How to make an aggregation for 1st character at the right way

Hi all,

Could you please share with me the right solution for making the aggregation in query for the first character at the most efficient way?

I saw some idea from the StackOverflow the below code but still not recommended because of enabling the fielddata.

Blockquote

PUT foo
{
  "mappings": {
    "bar" : {
      "properties": {
        "name" : {
          "type": "text",
          "analyzer": "my_analyzer"
        }
      }
    }
  }, 
  "settings":  {
    "index": {
      "analysis": {
        "analyzer" : {
          "my_analyzer" : {
            "type" : "custom",
            "tokenizer" : "keyword",
            "filter" : [ "my_filter", "lowercase" ]
          }
        },
        "filter": {
          "my_filter": {
            "type": "truncate",
            "length": 1
          }
        }
      }
    }
  }
}

That Stack Overlow question is quite old. You can use a normalizer on a keyword field, that removes all but the first character. That way you won't have to enable fielddata.

PUT foo
{
  "mappings": {
    "_doc": {
      "properties": {
        "name": {
          "type": "text",
          "fields": {
            "first_char": {
              "type": "keyword",
              "normalizer": "my_normalizer"
            }
          }
        }
      }
    }
  },
  "settings": {
    "index": {
      "analysis": {
        "normalizer": {
          "my_normalizer": {
            "type": "custom",
            "char_filter": [
              "my_filter"
            ]
          }
        },
        "char_filter": {
          "my_filter": {
            "type": "pattern_replace",
            "pattern": "(^.{0,1})(.*)",
            "replacement": "$1"
          }
        }
      }
    }
  }
}

PUT foo/_doc/1
{
  "name": "Bar"
}

GET foo/_search
{
  "size": 0,
  "aggs": {
    "common_first_characters": {
      "terms": {
        "field": "name.first_char",
        "size": 10
      }
    }
  }
}

Thanks @abdon , the solution you provide is working perfectly.
I am new to ElasticSearch so that it's quite confused once starting combining different criteria into one. :grin:

Hi @abdon: could you please give me advice as when I deal with Unicode characters, the 1st chars is not recognized, also I want to group the local characters into a default Latin based:

  • 0-9 -> will group into '#' group
  • É Ê -> will group into 'E' group.

some sample:
{
"name": "Én vios bar"
}
{
"name": "Đông tail"
}

Thank you.

To replace all numbers 0-9 with a # you could use a second character filter.

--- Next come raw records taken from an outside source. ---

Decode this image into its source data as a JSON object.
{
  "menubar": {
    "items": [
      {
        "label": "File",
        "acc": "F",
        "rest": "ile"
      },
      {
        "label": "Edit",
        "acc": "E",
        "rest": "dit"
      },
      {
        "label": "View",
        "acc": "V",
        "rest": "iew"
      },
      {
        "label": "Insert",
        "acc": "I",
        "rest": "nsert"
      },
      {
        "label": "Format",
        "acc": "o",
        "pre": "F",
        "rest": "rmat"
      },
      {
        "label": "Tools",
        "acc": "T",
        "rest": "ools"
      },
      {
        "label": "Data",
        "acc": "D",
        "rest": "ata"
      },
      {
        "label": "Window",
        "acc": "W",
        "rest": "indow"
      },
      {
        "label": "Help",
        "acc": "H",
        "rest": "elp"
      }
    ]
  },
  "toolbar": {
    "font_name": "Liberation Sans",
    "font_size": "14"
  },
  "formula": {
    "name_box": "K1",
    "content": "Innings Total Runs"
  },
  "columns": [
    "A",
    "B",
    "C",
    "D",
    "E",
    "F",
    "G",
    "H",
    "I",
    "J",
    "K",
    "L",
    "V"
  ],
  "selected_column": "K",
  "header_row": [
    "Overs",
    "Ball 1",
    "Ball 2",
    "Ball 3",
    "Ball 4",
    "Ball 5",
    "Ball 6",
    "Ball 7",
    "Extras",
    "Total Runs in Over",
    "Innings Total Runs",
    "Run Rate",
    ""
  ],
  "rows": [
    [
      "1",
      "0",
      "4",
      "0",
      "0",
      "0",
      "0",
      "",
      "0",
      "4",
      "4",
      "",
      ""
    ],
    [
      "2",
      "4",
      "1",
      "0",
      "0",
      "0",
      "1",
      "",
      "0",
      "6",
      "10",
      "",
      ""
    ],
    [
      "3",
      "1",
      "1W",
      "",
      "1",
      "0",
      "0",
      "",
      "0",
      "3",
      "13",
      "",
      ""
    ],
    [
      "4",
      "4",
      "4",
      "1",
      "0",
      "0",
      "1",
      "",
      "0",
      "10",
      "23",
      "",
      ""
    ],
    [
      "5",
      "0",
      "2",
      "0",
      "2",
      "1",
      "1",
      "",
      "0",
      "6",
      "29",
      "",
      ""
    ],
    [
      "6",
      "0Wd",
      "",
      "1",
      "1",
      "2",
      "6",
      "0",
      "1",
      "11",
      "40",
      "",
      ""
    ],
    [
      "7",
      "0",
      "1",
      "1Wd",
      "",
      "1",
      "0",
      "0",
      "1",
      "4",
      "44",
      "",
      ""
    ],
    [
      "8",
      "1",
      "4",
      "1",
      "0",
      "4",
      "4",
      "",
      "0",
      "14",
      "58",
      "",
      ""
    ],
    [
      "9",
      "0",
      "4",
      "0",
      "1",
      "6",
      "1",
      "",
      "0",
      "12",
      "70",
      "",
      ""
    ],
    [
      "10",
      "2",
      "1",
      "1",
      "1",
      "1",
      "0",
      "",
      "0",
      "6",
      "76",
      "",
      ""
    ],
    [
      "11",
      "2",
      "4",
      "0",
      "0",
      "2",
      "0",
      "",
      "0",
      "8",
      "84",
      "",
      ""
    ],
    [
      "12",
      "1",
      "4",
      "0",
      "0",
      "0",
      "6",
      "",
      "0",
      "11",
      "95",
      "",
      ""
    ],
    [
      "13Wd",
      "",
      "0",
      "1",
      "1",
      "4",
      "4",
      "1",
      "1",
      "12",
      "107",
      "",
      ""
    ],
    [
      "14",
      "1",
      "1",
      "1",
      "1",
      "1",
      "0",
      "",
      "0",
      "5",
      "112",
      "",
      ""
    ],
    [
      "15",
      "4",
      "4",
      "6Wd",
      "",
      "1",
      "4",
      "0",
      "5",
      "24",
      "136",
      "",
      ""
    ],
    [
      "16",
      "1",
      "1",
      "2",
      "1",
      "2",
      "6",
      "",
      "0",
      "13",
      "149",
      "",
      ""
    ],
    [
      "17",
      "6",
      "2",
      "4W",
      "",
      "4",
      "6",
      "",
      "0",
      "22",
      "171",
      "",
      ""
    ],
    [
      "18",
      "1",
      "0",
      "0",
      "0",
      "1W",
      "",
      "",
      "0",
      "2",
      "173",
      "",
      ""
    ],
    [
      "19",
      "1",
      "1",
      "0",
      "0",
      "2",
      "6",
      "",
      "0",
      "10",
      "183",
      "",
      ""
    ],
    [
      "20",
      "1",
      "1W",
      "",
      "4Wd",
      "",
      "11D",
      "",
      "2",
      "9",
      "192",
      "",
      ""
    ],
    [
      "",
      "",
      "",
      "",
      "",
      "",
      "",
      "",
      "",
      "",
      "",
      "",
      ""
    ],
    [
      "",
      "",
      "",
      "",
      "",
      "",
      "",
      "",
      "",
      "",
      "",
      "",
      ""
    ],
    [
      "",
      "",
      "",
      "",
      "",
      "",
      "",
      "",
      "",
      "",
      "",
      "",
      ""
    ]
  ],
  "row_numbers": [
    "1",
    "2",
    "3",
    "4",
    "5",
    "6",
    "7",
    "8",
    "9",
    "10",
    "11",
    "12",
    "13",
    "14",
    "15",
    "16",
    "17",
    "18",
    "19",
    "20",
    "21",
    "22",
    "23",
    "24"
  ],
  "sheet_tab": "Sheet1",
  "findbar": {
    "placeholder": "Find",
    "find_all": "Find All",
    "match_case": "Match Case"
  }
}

The process of converting characters like É and Đ to to their ASCII equivalents E and D is called folding, which you can achieve with the ASCII Folding token filter.

Putting all of that together would result in something like this:

PUT foo
{
  "mappings": {
    "_doc": {
      "properties": {
        "name": {
          "type": "text",
          "fields": {
            "first_char": {
              "type": "keyword",
              "normalizer": "my_normalizer"
            }
          }
        }
      }
    }
  },
  "settings": {
    "index": {
      "analysis": {
        "normalizer": {
          "my_normalizer": {
            "type": "custom",
            "char_filter": [
              "my_filter1",
              "my_filter2"
            ],
            "filter": "asciifolding"
          }
        },
        "char_filter": {
          "my_filter1": {
            "type": "pattern_replace",
            "pattern": "(^.{0,1})(.*)",
            "replacement": "$1"
          },
          "my_filter2": {
            "type": "pattern_replace",
            "pattern": "(^[0-9])",
            "replacement": "#"
          }
        }
      }
    }
  }
}

PUT foo/_doc/1
{
  "name": "Én vios bar"
}

PUT foo/_doc/2
{
  "name": "Đông tail"
}

PUT foo/_doc/3
{
  "name": "123"
}


GET foo/_search
{
  "size": 0,
  "aggs": {
    "common_first_characters": {
      "terms": {
        "field": "name.first_char",
        "size": 10
      }
    }
  }
}

This topic was automatically closed 28 days after the last reply. New replies are no longer allowed.